(x^2+8xy+16y^2)^(1/3)*(x+4y)^(1/3)
Note that
(x^2+8xy+16y^2) = (x+4y)^2
so, you have
(x+4y)^(2/3) * (x+4y)^(1/3) = x+4y
To simplify the expression `(x^2+8xy+16y^2)^(1/3)*(x+4y)^(1/3)`, you can break it down into several steps.
Step 1: Factor the expression inside the first cube root.
The expression inside the first cube root `(x^2+8xy+16y^2)` can be factored as a perfect square trinomial: `(x+4y)^2`.
Step 2: Apply the product rule for exponents.
Using the product rule for exponents, we can write the expression as `(x+4y)^(2/3)*(x+4y)^(1/3)*(x+4y)^(1/3)`.
Step 3: Simplify the expression using exponent rules.

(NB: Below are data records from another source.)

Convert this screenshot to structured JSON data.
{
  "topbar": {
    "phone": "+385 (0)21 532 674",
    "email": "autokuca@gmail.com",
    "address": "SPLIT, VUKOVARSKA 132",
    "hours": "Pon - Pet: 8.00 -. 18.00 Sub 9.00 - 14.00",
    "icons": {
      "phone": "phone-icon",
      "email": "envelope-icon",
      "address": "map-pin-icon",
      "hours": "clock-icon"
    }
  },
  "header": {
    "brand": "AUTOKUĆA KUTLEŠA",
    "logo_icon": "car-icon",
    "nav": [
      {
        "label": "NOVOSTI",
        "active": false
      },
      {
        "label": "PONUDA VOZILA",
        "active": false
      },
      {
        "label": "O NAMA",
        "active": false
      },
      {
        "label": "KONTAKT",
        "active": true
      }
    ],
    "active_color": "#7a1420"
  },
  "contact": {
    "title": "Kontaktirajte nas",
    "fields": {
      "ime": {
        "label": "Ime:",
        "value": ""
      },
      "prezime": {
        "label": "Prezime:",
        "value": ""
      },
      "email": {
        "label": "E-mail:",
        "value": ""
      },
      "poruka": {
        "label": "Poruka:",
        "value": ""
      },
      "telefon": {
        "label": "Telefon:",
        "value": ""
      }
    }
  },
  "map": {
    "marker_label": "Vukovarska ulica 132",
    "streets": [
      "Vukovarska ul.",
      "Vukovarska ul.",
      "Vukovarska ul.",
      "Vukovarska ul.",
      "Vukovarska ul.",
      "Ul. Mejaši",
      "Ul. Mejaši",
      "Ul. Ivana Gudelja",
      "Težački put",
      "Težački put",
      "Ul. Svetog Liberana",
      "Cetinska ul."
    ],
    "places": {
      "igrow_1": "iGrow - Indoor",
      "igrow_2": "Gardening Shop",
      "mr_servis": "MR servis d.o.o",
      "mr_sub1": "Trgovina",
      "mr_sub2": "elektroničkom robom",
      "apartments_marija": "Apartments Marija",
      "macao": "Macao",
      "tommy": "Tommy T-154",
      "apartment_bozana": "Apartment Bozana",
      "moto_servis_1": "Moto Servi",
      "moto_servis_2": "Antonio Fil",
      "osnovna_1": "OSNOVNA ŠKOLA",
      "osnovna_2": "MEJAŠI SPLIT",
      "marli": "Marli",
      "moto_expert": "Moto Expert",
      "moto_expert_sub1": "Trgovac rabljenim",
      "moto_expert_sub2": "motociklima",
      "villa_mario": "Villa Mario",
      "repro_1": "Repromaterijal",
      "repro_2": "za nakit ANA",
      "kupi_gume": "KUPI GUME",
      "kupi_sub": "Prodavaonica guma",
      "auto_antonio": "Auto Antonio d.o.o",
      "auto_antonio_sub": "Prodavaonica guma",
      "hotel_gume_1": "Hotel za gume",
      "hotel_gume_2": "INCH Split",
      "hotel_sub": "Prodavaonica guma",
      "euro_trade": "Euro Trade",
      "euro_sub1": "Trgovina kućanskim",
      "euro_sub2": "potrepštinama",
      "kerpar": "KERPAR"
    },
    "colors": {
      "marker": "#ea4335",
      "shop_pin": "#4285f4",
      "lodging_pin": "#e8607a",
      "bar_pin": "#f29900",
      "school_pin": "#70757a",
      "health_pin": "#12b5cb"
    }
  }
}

When we multiply two expressions with the same base, we add their exponents. Applying this rule, we get `(x+4y)^(2/3+1/3+1/3)`.
Step 4: Add the exponents.
Adding the exponents, we have `(x+4y)^(2/3+3/3)`.
Step 5: Simplify the exponents.
The sum of the exponents is `2/3 + 3/3 = 5/3`.
Step 6: Final result.
Therefore, the simplified expression is `(x+4y)^(5/3)`.
To simplify the given expression, (x^2+8xy+16y^2)^(1/3)*(x+4y)^(1/3), we can use the property of exponents that states (a^m * b^n)^(1/k) = (a^(m/k) * b^(n/k)).
First, let's break down each term inside the parentheses:
x^2+8xy+16y^2 can be factored as (x+4y)^2.
x+4y does not factor any further.
Now, let's substitute these expressions back into the given expression:
((x+4y)^2)^(1/3) * (x+4y)^(1/3)
Next, we can use the property of exponents mentioned above:
= (x+4y)^(2/3) * (x+4y)^(1/3)
Now, we can combine the two terms with the same base by adding their exponents:
= (x+4y)^((2/3)+(1/3))
= (x+4y)^(3/3)
Since the exponent 3/3 is equal to 1, we have:
= (x+4y)^1
Therefore, the simplified expression is x + 4y.